The appointment marks an escalation in UK regulatory action against fintech payment providers. The FCA identified systemic weaknesses in EES’s financial crime framework and safeguarding arrangements, alongside governance and ownership defects. These gaps created significant risks of financial crime that could have harmed both consumers and market integrity.
Duncan Perring and James Bennett of Teneo Financial Advisory Limited now serve as interim managers. As officers of the Court, they are tasked with temporarily overseeing EES’s operations until a scheduled hearing on 11 June 2026. At that date, the Court may lift the current order or place EES into special administration—a formal insolvency process designed to preserve assets and arrange an orderly wind-down.
The action was initiated under the Payment and Electronic Money Institution Insolvency Regulations 2021. This framework gives regulators tools to intervene when payment firms threaten consumer protection or market stability. EES will have the opportunity to argue its case before the Court, but the FCA’s involvement suggests control weaknesses are extensive.

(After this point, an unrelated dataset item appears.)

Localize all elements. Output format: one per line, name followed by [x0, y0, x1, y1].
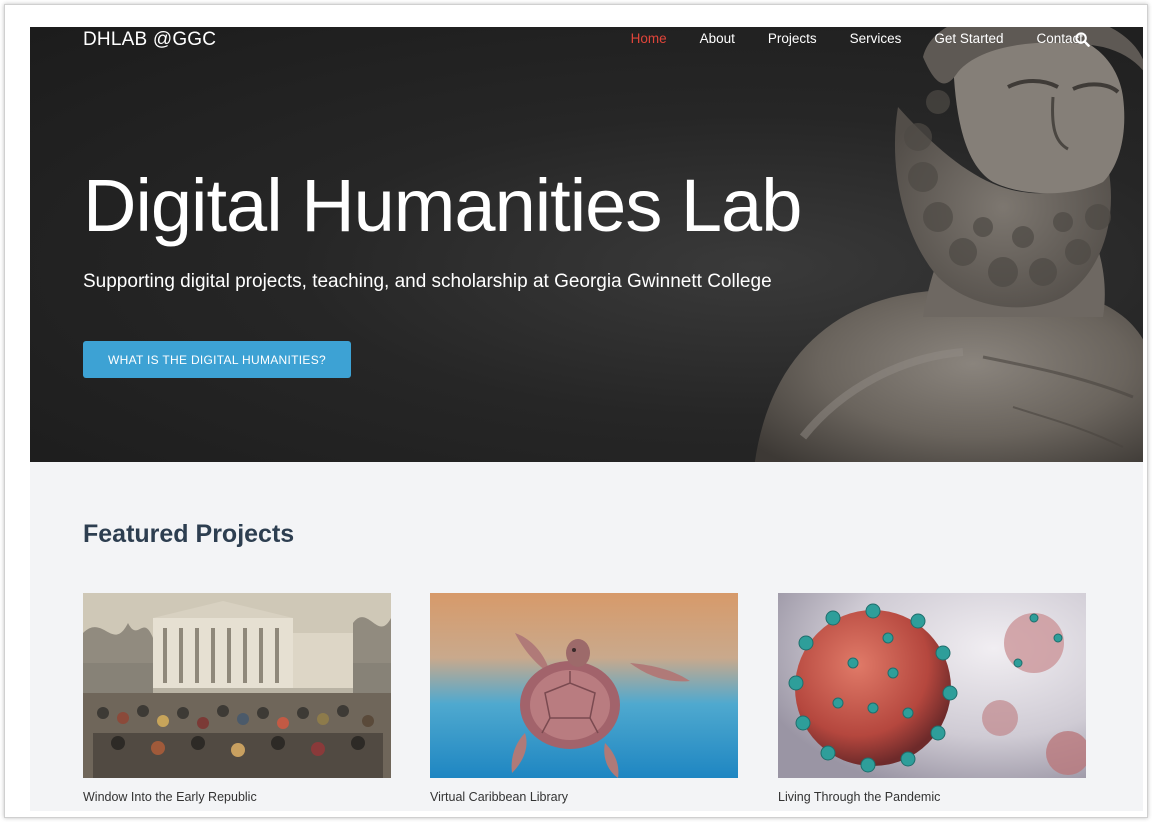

What this means for crypto-card users
Electronic money firms provide the settlement and custody infrastructure that crypto-card issuers depend on. If EES handled your card’s fund processing or safeguarding, the forced shutdown could delay account access or require an abrupt switch to a replacement provider. The FCA’s intervention reveals why safeguarding and financial crime controls matter to cardholders: weaknesses can trigger sudden service disruptions. Verify with your card provider whether EES was a counterparty and what backup arrangements exist.